O par de chuteiras que Serginho usou naquela noite está exposto até hoje em um quadro na sala de troféus do São Caetano, junto às taças e a alguns pôsteres do clube. O ex-zagueiro é a única pessoa homenageada no local.

"Nós levamos os atletas para avaliação no Incor (Instituto do Coração). No exame do teste ergométrico, o Serginho teve uma arritmia de grau leve, sem significado, e foi dito a ele que era uma alteração típica de coração de atleta. Fizemos outros exames e o Serginho jamais foi proibido de jogar. Por que eu levaria um jogador ser avaliado no Incor para não obedecer a orientação de lá? Categoricamente eu digo: nunca foi cogitado nada para ele parar. Nunca fomos avisados que ele teria de parar e ele jamais teve um problema que o impedisse", defendeu-se Paulo Forte, médico do Azulão àquela época, ao globoesporte.com.

Paulo considera aquele dia como o mais difícil de sua carreira. A inocência do profissional, o qual ainda trabalha no São Caetano, foi provada e hoje ele também é médico das categorias de base da Seleção Brasileira.

"É uma história de superação, sem dúvida, por ter a força para conseguir passar pelo que eu passei. Foram 10 anos juntando provas para me defender. E o que eu mais queria era poder ver o Serginho aqui, trabalhando com a gente", comentou.

Por fim, o médico declarou que a morte de Serginho deixou um legado para o futebol, especialmente para a medicina esportiva no Brasil.

"Infelizmente teve a morte dele, mas isso mudou muita coisa. Hoje dentro de todos os estádios há duas ambulâncias equipadas para atendimento grave, temos os desfibriladores para atendimento com os médicos de cada time, em jogos e treinos. Os clubes tinham dificuldades em fazer exame, outros nem faziam, hoje se juntam para fazer. Também criou-se um protocolo da Fifa com exames básicos. No São Caetano quero fazer exames cardiológicos duas ou três vezes por ano para evitar esse tipo de patologia que teve o Serginho", explicou Forte.
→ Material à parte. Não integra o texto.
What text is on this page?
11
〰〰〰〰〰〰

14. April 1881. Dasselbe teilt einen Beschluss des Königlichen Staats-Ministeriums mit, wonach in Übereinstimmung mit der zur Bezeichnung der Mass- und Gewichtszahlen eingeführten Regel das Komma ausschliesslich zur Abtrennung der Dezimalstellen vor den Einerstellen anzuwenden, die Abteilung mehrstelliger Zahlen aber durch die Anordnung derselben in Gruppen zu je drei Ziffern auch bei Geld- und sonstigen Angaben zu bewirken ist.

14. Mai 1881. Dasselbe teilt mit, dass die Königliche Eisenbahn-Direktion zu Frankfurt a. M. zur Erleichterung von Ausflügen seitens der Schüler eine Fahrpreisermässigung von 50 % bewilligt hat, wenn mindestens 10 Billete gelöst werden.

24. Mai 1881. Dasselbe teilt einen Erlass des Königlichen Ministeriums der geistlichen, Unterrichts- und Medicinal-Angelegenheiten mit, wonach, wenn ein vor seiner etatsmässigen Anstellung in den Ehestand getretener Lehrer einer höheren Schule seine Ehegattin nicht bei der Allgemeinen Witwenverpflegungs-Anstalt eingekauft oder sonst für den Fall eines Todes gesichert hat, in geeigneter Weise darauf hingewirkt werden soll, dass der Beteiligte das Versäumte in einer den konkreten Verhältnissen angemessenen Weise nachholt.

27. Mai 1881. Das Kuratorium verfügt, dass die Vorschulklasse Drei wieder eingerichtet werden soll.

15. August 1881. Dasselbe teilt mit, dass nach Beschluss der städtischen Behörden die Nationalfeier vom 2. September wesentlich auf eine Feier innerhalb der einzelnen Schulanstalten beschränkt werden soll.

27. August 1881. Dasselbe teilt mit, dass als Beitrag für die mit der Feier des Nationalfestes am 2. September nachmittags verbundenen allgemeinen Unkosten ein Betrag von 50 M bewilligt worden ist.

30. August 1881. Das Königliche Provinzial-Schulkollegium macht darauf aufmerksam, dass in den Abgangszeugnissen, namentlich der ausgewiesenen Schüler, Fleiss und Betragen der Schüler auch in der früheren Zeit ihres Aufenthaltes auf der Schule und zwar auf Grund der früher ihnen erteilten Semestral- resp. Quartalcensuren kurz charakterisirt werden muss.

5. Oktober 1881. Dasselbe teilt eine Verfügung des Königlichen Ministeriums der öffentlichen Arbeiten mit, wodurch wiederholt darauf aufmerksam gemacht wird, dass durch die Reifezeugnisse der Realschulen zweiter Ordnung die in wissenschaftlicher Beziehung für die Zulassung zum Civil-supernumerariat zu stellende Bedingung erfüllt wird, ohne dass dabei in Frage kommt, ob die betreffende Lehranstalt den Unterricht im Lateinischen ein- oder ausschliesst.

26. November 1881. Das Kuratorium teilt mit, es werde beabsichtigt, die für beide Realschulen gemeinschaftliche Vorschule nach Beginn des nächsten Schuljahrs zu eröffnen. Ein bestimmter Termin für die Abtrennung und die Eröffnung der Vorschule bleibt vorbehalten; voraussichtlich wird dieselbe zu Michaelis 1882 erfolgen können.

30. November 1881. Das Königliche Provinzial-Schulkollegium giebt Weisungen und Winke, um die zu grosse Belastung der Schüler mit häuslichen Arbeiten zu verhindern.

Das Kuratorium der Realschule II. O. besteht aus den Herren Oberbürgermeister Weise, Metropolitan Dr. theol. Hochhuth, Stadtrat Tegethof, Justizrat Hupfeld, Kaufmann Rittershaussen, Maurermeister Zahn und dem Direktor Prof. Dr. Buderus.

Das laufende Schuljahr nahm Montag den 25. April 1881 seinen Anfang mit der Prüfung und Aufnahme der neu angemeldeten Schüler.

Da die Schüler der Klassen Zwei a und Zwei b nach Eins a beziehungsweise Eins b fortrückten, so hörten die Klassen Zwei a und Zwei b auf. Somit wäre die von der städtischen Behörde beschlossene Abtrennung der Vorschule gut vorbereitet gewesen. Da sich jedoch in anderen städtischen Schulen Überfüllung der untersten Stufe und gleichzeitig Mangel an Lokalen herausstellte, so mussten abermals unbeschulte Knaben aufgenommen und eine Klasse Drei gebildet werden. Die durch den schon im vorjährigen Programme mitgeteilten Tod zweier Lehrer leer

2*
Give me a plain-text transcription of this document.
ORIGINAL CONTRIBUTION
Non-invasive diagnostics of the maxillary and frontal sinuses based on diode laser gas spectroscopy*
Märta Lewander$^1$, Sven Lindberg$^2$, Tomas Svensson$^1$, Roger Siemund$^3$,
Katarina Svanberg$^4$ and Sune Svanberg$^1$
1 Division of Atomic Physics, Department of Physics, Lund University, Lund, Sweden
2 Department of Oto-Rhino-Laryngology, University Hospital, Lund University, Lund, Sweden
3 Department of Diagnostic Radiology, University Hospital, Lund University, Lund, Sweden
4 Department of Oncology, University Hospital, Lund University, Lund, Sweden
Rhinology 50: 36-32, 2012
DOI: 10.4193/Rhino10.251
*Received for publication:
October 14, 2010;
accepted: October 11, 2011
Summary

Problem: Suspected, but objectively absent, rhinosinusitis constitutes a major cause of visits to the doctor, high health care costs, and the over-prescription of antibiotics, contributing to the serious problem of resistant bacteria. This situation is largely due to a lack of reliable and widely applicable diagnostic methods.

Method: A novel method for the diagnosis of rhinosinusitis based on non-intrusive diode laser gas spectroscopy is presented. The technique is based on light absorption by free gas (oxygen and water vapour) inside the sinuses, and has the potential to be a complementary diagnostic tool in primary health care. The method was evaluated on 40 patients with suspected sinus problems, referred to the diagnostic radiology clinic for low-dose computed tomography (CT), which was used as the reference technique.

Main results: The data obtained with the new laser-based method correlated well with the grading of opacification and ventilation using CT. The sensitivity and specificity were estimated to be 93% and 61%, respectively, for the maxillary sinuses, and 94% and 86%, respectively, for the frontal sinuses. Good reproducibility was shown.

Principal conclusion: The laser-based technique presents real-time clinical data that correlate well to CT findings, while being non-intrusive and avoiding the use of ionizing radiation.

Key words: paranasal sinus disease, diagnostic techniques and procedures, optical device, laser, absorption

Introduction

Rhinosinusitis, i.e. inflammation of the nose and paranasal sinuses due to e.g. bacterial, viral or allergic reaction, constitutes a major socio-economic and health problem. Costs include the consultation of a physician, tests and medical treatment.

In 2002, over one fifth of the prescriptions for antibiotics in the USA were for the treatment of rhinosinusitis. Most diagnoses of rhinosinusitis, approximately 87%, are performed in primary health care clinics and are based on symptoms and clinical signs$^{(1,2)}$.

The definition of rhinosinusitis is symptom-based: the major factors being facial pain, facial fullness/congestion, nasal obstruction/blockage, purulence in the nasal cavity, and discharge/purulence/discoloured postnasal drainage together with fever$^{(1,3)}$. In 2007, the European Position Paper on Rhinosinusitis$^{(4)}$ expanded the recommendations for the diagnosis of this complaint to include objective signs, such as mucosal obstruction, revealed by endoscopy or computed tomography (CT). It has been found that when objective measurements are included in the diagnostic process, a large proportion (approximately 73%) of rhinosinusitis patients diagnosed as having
Antes de chegar ao São Caetano, Serginho passou por clubes de Minas Gerais (Social, Democrata de Governador Valadares e Ipatinga) e outros de São Paulo (Mogi Mirim e Araçatuba). Adquiriu o status de ídolo pelo seu estilo "xerifão", evidenciado em 2003, após uma briga com o famoso atacante Romário. O zagueiro foi expulso e seu desentendimento com o Baixinho provocou uma confusão generalizada em campo, que obrigou o árbitro catarinense Giuliano Bozzano a encerrar o jogo, confirmando a vitória do Fluminense por 2 a 1.

"Você pode não acreditar, mas, depois de tudo o que aconteceu, o Romário pediu para o Fluminense contratar o Serginho", revelou Dininho, parceiro de zaga de Serginho, à ESPN.

Ainda segundo o ex-defensor, o "cão de guarda" Serginho levava até os treinos a sério. "Nos treinos do (técnico) Mário Sérgio, ele fazia marcação individual, e ninguém queria ser marcado pelo Serginho, nem no dois toques, nem no 'rachão'. Todo mundo corria dele. A gente colocava ele no gol, porque nem no recreativo ele aliviava", admitiu.

No mesmo ano de Serginho, o húngaro Miklós Fehér, do Benfica, também nos deixou devido a uma parada cardiorrespiratória. Para o futebol e seus fãs ficam as eternas saudades destes - e, em conjunto, os mais sinceros agradecimentos a eles - que ajudaram a abrilhantar um esporte amado e inigualável.